Friday, June 15, 2012

Hanging plants

I just finished reading "Bastard Out of Carolina." If you are a sensitive, "Woman's Day" kind of person, I wouldn't delve into this novel. If you like grit in your teeth, hair and heart, this is a book for you.

This is where the spoiler alert would go, but I ain't giving up the ghost. Suffice it to say, this novel touches on all things dear to my little black heart; broken men, strong women, poverty, young motherhood, peach moonshine and survival. That last bit gets right to the core of the matter.

How have we made it this far? I am in constant awe that I am 35. Awe and dread, because I thought for sure that I wasn't long for this mortal coil. In fact, 30 was supposed to be the magic age. I could feel the shadow looming by the time I was 27 years old. Life, then, was not good. I was sick of being poor, sick of moving from house to house, sick of being sick, sick of feeling guilty about my non-conventional parenting style. Sick of drinking and burying.

The woods were thick and I was so, so lost.

Sounds like a bad opening scene to a Nicholas Sparks novel (gag, cough, puke), but it's true. The tidal wave of life was drowning me, filling my nostrils with salt and grit. To think that humor and Maker's Mark were the taproots of my existence...sad stuff really.

And family, my god, family. The main character in the novel, a 12-year-old girl goes by the name of Bone, must have been taken out of the Dupont family scrapbook or something. I saw everyone in Bone, including myself. There was my daughter, an unofficial bastard, strutting around in her Converse, not knowing, never caring about the big empty hole on her birth certificate. There was my grandmother, snapping the ends off of peas, alternately weeping and humming listening to Carter family classics on the radio. And there I was, and there was my mother, physically numb to harm, living a tough life with a recklessness that many would deem dangerous. Everybody's washcloth, nobody's love.

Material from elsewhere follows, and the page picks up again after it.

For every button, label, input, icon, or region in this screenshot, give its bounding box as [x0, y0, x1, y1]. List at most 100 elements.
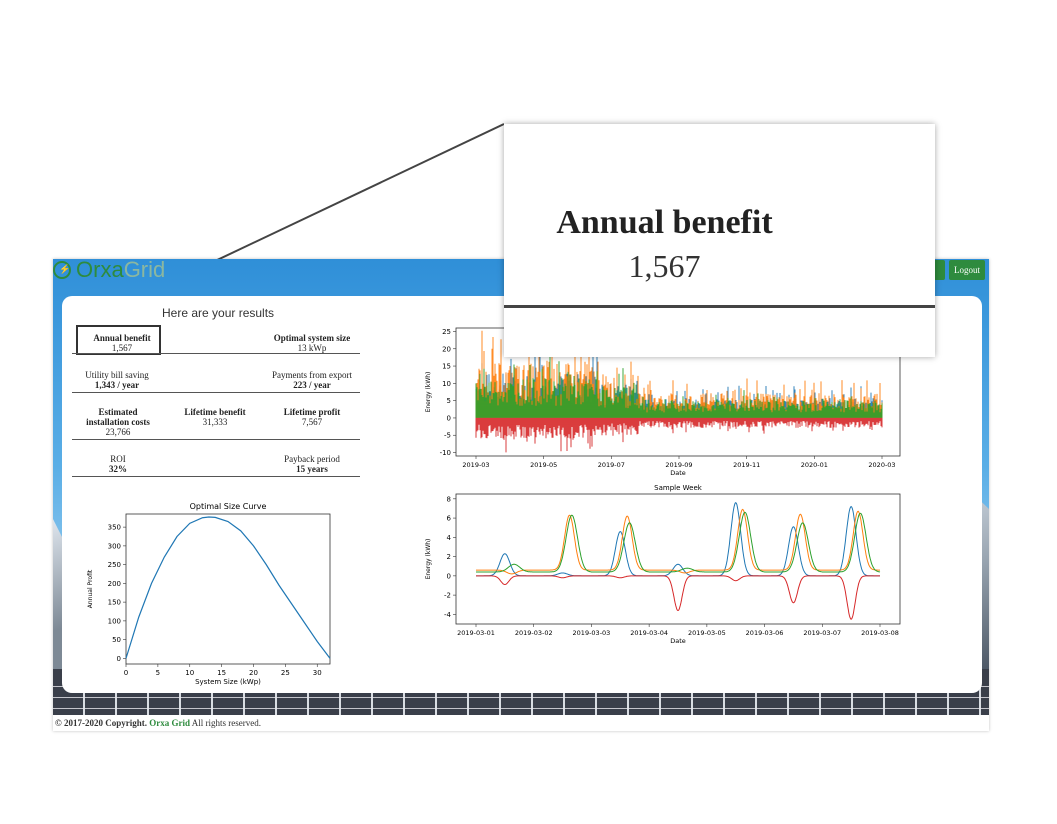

Like I said, gritty stuff.

I will never know what happened to Bone, the novel ends pretty abruptly (and, of course, violently). But I can guess. Oh, I can guess. If all goes relatively well, she will be weeding the hell out of her garden one day and suddenly realize that she is worth something. A lot of something. She might even crack open a beer on her back steps and shake her head in disbelief and pride that the children are fed, the garden is yielding and that love is just the gravy on the grits.

It's a hellish road, but you have to start somewhere. You might even have to kick the crap out of that 12-year-old living inside you that keeps telling you that you are all that you will ever be.